Les fortes pressions des principaux bailleurs de fonds, à commencer par les Etats-Unis, auraient poussé, selon certains analystes, le CEP à inverser les deuxième et troisième places au profit de M. Martelly, le 3 février. Ces résultats définitifs présentés sans aucun chiffre ni pourcentage sont contestés par plusieurs candidats, et la moitié des huit membres du CEP ont refusé de les cautionner.

« Sweet Micky » s’est révélé fin manoeuvrier, menaçant de faire redescendre ses troupes dans la rue pour maintenir la pression. Après avoir demandé l’annulation du scrutin le jour de l’élection, puis l’organisation d’un deuxième tour avec tous les candidats, il a brandi les recommandations d’experts étrangers favorisant sa candidature. Il s’est habilement présenté comme le favori de la communauté internationale, qui a promis 10 milliards de dollars pour reconstruire le pays dévasté par le séisme du 12 janvier 2010. Aux tenues et poses sexy ont succédé costumes sombres bien coupés et mouvements de menton imitant le président des Etats-Unis, Barack Obama.

« Je suis clean »

« Martelly écoute ce qu’on lui dit. Je lui ai parlé d’un exemple de développement au Rwanda, deux heures plus tard, il le reprenait à la radio », raconte un diplomate.

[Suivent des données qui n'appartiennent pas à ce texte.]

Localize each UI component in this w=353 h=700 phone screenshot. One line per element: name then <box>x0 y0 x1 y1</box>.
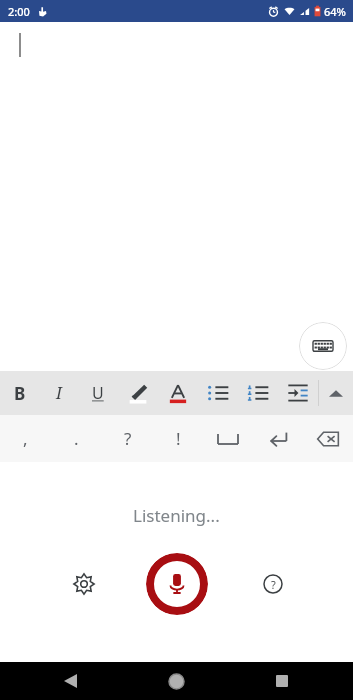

Il suit à la lettre les conseils de son directeur de campagne, l’Espagnol Antonio Sola, dont les services sont rémunérés par un riche supporteur résidant en Floride. Liée au Parti populaire espagnol (PP, droite), son agence de communication, Ostos & Sola, a conseillé plusieurs candidats conservateurs en Amérique latine et la campagne du candidat républicain John McCain aux Etats-Unis en 2008.

« C’est vrai, Michel était « de facto » (proputschiste) et moi « lavalas » (favorable à l’ex-président Aristide). On a passé vingt ans sans se parler », confirme Richard Morse, le patron de l’Hôtel Oloffson, musicien comme son cousin Michel Martelly. « Aujourd’hui, c’est le meilleur choix pour obtenir des résultats en faveur des pauvres », assure-t-il. Ses adversaires évoquent ses liens avec la dictature duvaliériste ou les escadrons de la mort du régime putschiste et affirment que des narcotrafiquants appuient sa candidature.

Le chanteur balaie ces accusations : « Je suis clean, ça ne m’intéresse pas de parler de ces histoires, ce qui m’intéresse c’est l’avenir de mon pays. » Il reste d’une grande discrétion sur son entourage et ses appuis financiers. « Au début, le secteur des affaires ne croyait pas en ma victoire. Maintenant qu’ils ont compris que le peuple est avec moi, ils font des approches. Je suis sûr que l’argent va arriver », confie-t-il.